Nach dem Tod ihrer Großmutter ist der Norderstedter Schülerin bewusst geworden, dass man den Menschen, die einem nahestehen, immer wieder sagen sollte, was sie einem bedeuten.

Norderstedt. "Guten Morgen, Omi!" Ich gehe die Treppe hinauf, aber höre keine Antwort. Die werde ich auch niemals wieder bekommen. Meine Oma ist vor einigen Wochen gestorben. Früher, als ich sieben Jahre alt war, war sie einfach nur meine Omi, doch es hat sich viel verändert. Heute weiß ich: Ich habe sie nicht geliebt. Ich habe sie vergöttert.

Ich war in der zweiten Klasse und kam aus der Schule, als meine Mutter mir sagte, dass meine Oma einen Schlaganfall hatte. Der Arzt sagte, der Schlaganfall habe das Broca-Areal in der linken Gehirnhälfte getroffen und sie leide nun unter Aphasie und Apraxie. Meine Mutter erklärte mir später, dass Omi nie wieder richtig sprechen und schreiben können würde. Diese Zeit war sehr schwer für mich, denn ich wusste zuerst nicht, wie ich mich mit ihr verständigen sollte. Aber sie nahm Unterricht bei einem Logopäden und erlangte große Teile ihrer Sprache und ihrer Schrift wieder zurück. Zu dem Zeitpunkt war ich elf Jahre alt.

Zunehmend fiel ihr das Gehen immer schwerer, und einige Zeit später brach sie zusammen und brauchte einen Herzschrittmacher. Doch sie verlor nie den Mut und ihren Lebenswillen, gegen ihre Behinderung anzukämpfen. Meine Familie und ich gaben ihr den Halt, den sie brauchte. Da meine Oma in dem Haus neben uns gewohnt hat, ging ich wie immer jeden Tag zu ihr rüber und begrüßte sie.
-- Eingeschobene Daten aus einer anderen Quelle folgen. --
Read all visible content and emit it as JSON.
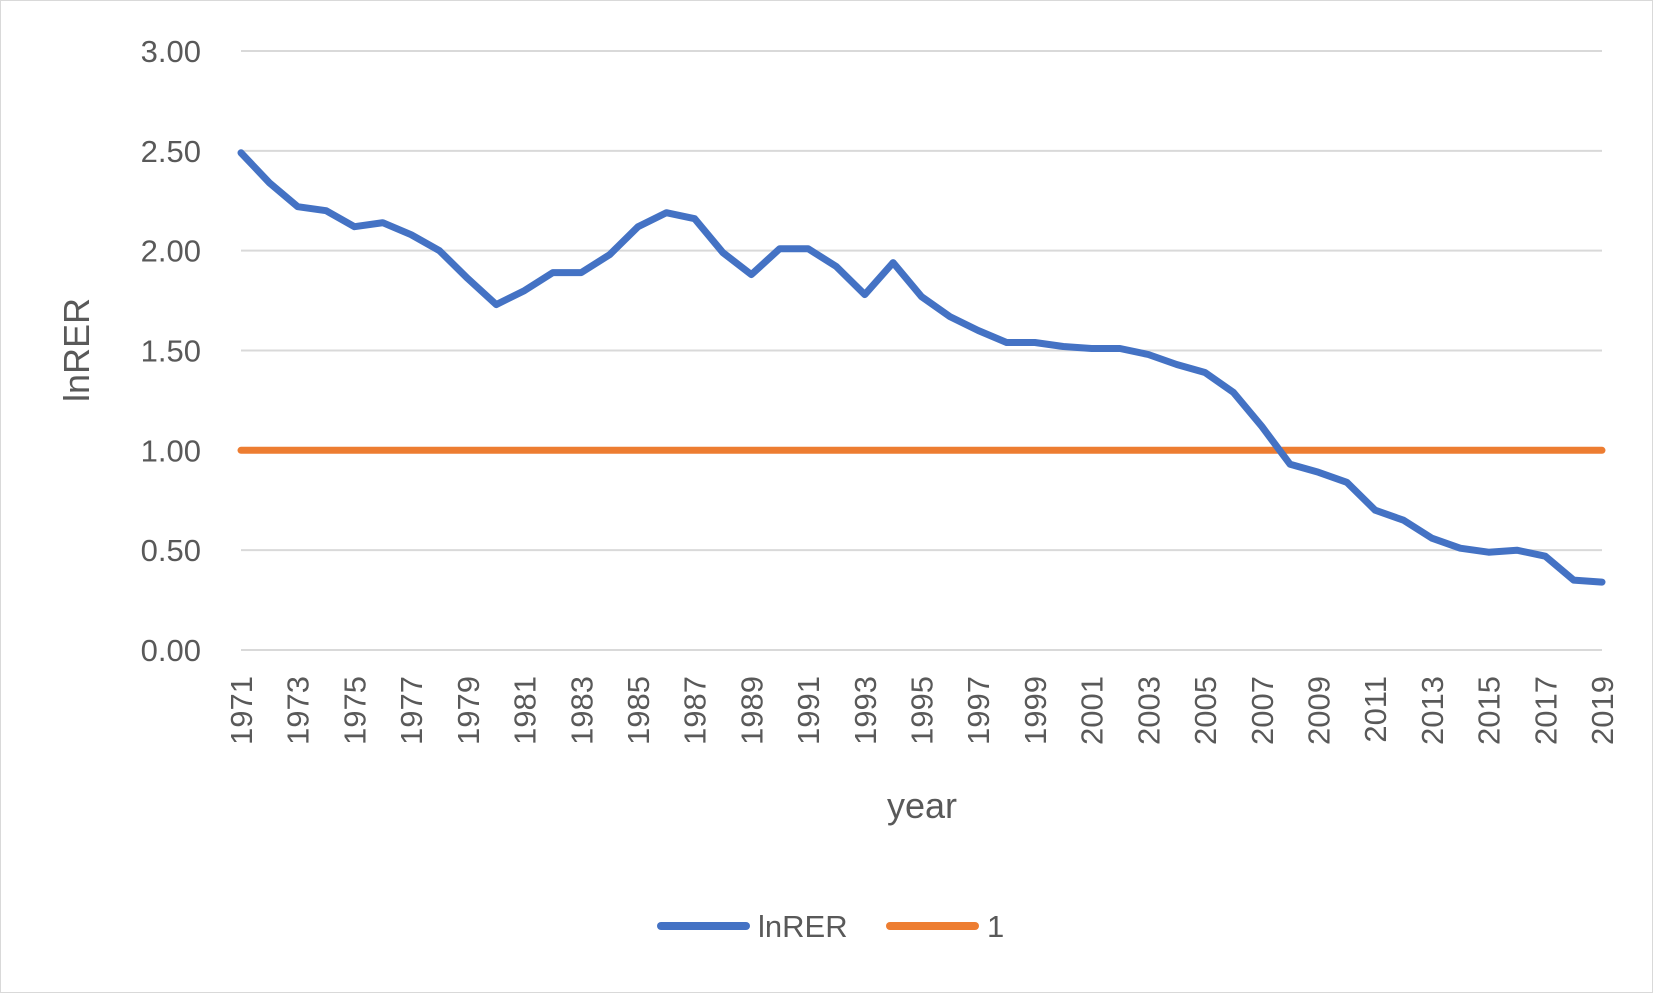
{
  "chart_data": {
    "type": "line",
    "title": "",
    "xlabel": "year",
    "ylabel": "lnRER",
    "ylim": [
      0,
      3
    ],
    "ytick_values": [
      0,
      0.5,
      1,
      1.5,
      2,
      2.5,
      3
    ],
    "ytick_labels": [
      "0.00",
      "0.50",
      "1.00",
      "1.50",
      "2.00",
      "2.50",
      "3.00"
    ],
    "x": [
      1971,
      1972,
      1973,
      1974,
      1975,
      1976,
      1977,
      1978,
      1979,
      1980,
      1981,
      1982,
      1983,
      1984,
      1985,
      1986,
      1987,
      1988,
      1989,
      1990,
      1991,
      1992,
      1993,
      1994,
      1995,
      1996,
      1997,
      1998,
      1999,
      2000,
      2001,
      2002,
      2003,
      2004,
      2005,
      2006,
      2007,
      2008,
      2009,
      2010,
      2011,
      2012,
      2013,
      2014,
      2015,
      2016,
      2017,
      2018,
      2019
    ],
    "xtick_labels": [
      "1971",
      "1973",
      "1975",
      "1977",
      "1979",
      "1981",
      "1983",
      "1985",
      "1987",
      "1989",
      "1991",
      "1993",
      "1995",
      "1997",
      "1999",
      "2001",
      "2003",
      "2005",
      "2007",
      "2009",
      "2011",
      "2013",
      "2015",
      "2017",
      "2019"
    ],
    "series": [
      {
        "name": "lnRER",
        "color": "#4472c4",
        "values": [
          2.49,
          2.34,
          2.22,
          2.2,
          2.12,
          2.14,
          2.08,
          2.0,
          1.86,
          1.73,
          1.8,
          1.89,
          1.89,
          1.98,
          2.12,
          2.19,
          2.16,
          1.99,
          1.88,
          2.01,
          2.01,
          1.92,
          1.78,
          1.94,
          1.77,
          1.67,
          1.6,
          1.54,
          1.54,
          1.52,
          1.51,
          1.51,
          1.48,
          1.43,
          1.39,
          1.29,
          1.12,
          0.93,
          0.89,
          0.84,
          0.7,
          0.65,
          0.56,
          0.51,
          0.49,
          0.5,
          0.47,
          0.35,
          0.34
        ]
      },
      {
        "name": "1",
        "color": "#ed7d31",
        "values": [
          1,
          1,
          1,
          1,
          1,
          1,
          1,
          1,
          1,
          1,
          1,
          1,
          1,
          1,
          1,
          1,
          1,
          1,
          1,
          1,
          1,
          1,
          1,
          1,
          1,
          1,
          1,
          1,
          1,
          1,
          1,
          1,
          1,
          1,
          1,
          1,
          1,
          1,
          1,
          1,
          1,
          1,
          1,
          1,
          1,
          1,
          1,
          1,
          1
        ]
      }
    ],
    "grid": true,
    "gridline_color": "#d9d9d9",
    "legend_position": "bottom"
  }
}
Wir erzählten uns, was wir so erlebt hatten, und oft machte ich mit ihr die Hausaufgaben, die ihr der Logopäde aufgab.

Im März musste sie jedoch wieder in eine Herzklinik, weil es ihr so schlecht ging. Sie weinte und meinte, sie wolle nicht ins Krankenhaus. Doch alles wurde wieder gut, und Ostern saßen wir wieder alle glücklich zusammen. Da sie aber vieles nicht mehr allein erledigen konnte, putzte ich von nun an einmal in der Woche bei ihr, kochte ihr häufig das Essen, wenn meine Mutter keine Zeit hatte, und besuchte sie, sooft ich konnte. Im August ist sie 80 Jahre alt geworden. Wir gaben ein großes Fest, und alle ihre Freunde waren da. Sie war so glücklich, wie schon lange nicht mehr und freute sich über ihre Geschenke: Sie machte mit ihren Kindern zusammen eine Schiffsfahrt unter der Öresundbrücke hindurch und besuchte die Bundesgartenschau in der Stadt Schwerin.
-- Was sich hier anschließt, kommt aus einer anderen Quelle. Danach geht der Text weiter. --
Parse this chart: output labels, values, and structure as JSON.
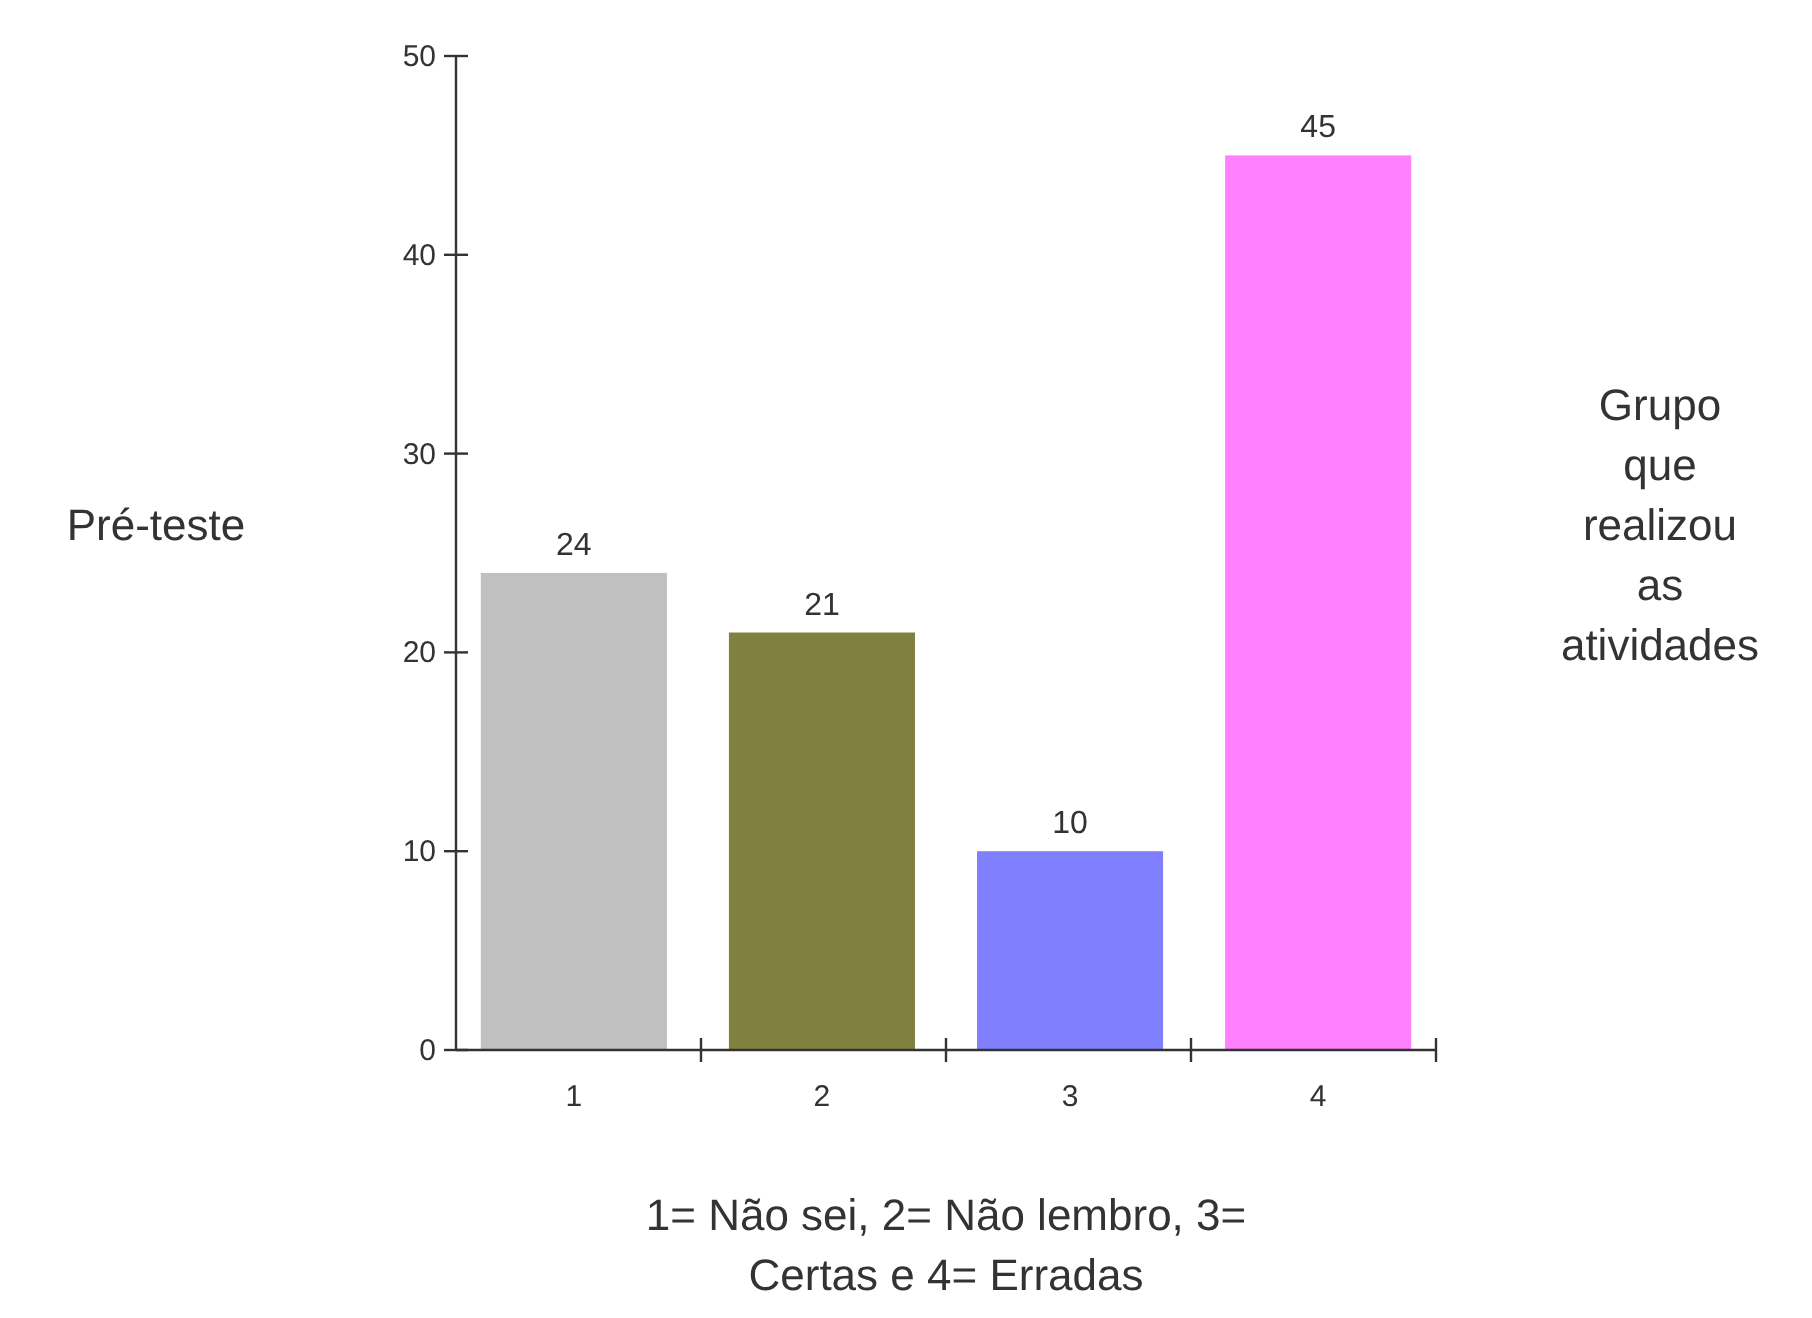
{
  "chart_data": {
    "type": "bar",
    "ylabel": "Pré-teste",
    "xlabel": "1= Não sei, 2= Não lembro, 3= Certas e 4= Erradas",
    "annotations": [
      "Grupo que realizou as atividades"
    ],
    "categories": [
      "1",
      "2",
      "3",
      "4"
    ],
    "values": [
      24,
      21,
      10,
      45
    ],
    "colors": [
      "#c0c0c0",
      "#808040",
      "#8080ff",
      "#ff80ff"
    ],
    "ylim": [
      0,
      50
    ],
    "yticks": [
      0,
      10,
      20,
      30,
      40,
      50
    ],
    "data_labels": true,
    "grid": false
  }
}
An meinem ersten Ferientag war sie bei Nachbarn zum Kaffee eingeladen - ich hatte ihr mittags noch beim Anziehen geholfen. Doch als sie dort ankam, blieb ihr Herz stehen. Der Notarzt konnte sie nicht mehr wiederbeleben. Ich war geschockt und verkroch mich in mein Zimmer.

Ich habe in der Zeit über vieles nachgedacht: Ich war nie im Kindergarten, weil meine Oma direkt nebenan wohnte, und habe deshalb jeden Morgen bei ihr gefrühstückt und mit ihr gespielt. Sie ist oft mit mir ins Herold Center gefahren und hat mir im Sommer immer ein Eis gekauft. Sie war immer für mich da, auch als ich älter war und jemanden zum Reden brauchte.
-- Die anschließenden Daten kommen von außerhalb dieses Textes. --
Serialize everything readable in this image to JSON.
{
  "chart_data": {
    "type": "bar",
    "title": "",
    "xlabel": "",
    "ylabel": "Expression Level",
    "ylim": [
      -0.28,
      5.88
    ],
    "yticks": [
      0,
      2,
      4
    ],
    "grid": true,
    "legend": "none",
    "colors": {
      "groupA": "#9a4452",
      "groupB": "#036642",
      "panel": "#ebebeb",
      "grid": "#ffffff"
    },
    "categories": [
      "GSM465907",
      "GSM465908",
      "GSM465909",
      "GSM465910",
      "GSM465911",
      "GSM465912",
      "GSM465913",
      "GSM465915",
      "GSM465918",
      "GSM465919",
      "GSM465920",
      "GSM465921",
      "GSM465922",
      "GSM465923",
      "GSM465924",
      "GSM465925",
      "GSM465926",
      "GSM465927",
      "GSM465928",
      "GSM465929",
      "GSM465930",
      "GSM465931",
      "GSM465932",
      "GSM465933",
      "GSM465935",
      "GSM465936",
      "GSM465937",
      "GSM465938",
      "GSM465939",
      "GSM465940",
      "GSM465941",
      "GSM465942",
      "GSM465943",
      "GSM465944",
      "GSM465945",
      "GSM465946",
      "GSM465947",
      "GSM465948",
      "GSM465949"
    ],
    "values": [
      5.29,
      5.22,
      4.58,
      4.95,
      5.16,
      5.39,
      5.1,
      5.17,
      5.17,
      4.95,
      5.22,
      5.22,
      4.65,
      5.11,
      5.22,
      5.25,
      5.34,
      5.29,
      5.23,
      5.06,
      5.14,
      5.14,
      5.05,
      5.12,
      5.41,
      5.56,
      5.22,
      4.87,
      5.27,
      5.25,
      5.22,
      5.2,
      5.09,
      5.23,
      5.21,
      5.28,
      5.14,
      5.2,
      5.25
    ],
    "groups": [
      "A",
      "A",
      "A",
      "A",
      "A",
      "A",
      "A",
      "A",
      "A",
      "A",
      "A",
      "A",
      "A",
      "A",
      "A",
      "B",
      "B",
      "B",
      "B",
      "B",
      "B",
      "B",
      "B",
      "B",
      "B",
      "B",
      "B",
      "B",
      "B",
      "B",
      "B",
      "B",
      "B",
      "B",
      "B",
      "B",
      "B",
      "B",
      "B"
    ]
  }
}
Ob sie wusste, wie sehr ich sie geschätzt und geliebt habe? Mir ist bewusst geworden, dass wir den Menschen, die wir lieben, immer wieder sagen sollten, wie viel sie uns bedeuten, denn wir wissen nicht, wie viel Zeit wir mit ihnen noch verbringen können. Habt ihr es heute schon gesagt: "Ich liebe dich"?